Just weeks after Comerzialbank collapsed last year, Raiffeisen’s biggest players decided to pull out of the Austria Joint Deposit Insurance Scheme (ESA).

“Mattersburg” cost the Raiffeisen sector around € 220 million, out of the total € 490 million that ESA Commerzialbank customers compensated. Raiffeisen did not want to pay for external savers again and, at the end of 2020, requested its own deposit protection from the responsible authorities.

“We have submitted the requests to the supervisory authorities, up to the ECB. Now we are only waiting for positive decisions,” quoted the “press” Martin Schaller, director of Raiffeisen-Landesbank Steiermark.

He assumes the first notices will come in May, maybe April. If supervisors have no objection, the Raiffeisen sector will be responsible for the roughly € 88 billion of customer deposits.

Within one year, contributions paid to the ESA fund can be transferred to a new deposit guarantee. If Raiffeisen managed to install its own security system before the end of the year, the sector would receive around 135 million euros, according to the report.

No liability for other banks

Much more important is that one does not have to be responsible for other institutes in the future. Currently, Raiffeisen had to pay not only for the Commerzialbank, but also for the insolvent former Meinl-Bank (Anglo Austrian Bank).
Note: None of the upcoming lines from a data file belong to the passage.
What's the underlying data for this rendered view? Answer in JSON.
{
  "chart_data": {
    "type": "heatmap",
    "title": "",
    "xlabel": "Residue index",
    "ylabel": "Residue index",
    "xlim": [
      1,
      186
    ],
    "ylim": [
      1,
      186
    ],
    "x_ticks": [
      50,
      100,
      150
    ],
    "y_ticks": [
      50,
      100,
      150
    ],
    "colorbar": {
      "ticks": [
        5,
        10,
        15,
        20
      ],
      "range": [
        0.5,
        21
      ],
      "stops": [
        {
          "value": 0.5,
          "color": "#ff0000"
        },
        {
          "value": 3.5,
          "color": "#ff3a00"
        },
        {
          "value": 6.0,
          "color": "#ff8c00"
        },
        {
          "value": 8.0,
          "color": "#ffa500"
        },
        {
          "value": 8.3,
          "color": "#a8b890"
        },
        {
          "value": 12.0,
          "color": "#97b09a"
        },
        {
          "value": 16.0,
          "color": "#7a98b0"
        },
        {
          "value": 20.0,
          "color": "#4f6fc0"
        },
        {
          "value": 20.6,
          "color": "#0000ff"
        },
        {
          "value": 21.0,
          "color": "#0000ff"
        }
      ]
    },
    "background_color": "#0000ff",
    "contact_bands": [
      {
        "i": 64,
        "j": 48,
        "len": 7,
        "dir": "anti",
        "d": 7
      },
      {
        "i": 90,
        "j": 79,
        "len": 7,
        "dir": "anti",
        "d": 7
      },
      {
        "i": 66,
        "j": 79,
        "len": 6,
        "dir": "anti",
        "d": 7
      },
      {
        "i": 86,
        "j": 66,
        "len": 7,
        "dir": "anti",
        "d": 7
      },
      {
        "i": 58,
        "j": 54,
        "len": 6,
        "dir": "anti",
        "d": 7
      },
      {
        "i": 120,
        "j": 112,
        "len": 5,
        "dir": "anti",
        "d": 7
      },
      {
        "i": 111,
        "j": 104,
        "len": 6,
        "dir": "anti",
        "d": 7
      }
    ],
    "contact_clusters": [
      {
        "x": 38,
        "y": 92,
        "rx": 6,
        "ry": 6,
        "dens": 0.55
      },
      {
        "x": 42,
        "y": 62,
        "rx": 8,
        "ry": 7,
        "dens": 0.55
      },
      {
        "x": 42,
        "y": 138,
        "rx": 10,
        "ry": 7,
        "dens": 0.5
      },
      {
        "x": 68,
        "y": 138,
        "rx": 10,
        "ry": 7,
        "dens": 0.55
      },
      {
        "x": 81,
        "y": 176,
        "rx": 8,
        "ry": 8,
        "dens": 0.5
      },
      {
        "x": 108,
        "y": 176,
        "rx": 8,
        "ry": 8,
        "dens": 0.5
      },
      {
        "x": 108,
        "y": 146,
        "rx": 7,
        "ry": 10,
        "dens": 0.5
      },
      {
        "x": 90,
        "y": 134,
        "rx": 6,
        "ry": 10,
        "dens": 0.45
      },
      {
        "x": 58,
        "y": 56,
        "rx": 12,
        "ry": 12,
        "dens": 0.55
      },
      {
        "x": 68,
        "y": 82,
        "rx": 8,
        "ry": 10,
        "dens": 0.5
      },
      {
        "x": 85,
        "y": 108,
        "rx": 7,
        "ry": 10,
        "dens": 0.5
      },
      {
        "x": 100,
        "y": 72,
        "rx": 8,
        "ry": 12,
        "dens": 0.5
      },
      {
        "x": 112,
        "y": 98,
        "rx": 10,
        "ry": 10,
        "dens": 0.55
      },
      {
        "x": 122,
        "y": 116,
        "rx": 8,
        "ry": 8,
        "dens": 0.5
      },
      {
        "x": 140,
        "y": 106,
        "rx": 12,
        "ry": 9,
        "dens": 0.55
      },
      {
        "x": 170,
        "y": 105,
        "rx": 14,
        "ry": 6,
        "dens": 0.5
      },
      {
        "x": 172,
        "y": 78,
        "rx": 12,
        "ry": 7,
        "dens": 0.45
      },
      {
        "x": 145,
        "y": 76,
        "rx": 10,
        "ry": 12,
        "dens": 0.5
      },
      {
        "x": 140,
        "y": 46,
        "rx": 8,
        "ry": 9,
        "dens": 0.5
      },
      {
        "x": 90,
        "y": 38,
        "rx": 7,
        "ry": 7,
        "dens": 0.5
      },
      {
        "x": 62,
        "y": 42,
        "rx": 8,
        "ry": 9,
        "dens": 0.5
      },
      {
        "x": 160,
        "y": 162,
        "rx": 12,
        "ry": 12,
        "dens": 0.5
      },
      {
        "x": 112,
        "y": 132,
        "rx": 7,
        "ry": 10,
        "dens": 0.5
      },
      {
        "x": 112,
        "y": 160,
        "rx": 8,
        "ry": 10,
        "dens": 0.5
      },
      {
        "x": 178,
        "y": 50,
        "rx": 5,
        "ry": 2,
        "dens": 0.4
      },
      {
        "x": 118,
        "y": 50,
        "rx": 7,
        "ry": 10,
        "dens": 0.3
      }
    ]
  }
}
Bank failures within Raiffeisen are almost impossible in Austria, as the approximately 375 Raiffeisen banks form a liability association and have a joint audit association. Should an imbalance ever occur in the sector, the affected bank would be absorbed by the other banks in the sector. Raiffeisen pays ESA a security plan that pays up to 100,000 euros per saver in the event of bank failure, but which it will never use: “You will never find a Raiffeisen bank that has failed because the sector for the Raiffeisen name remains. But we are reluctant to defend others, “says Schaller.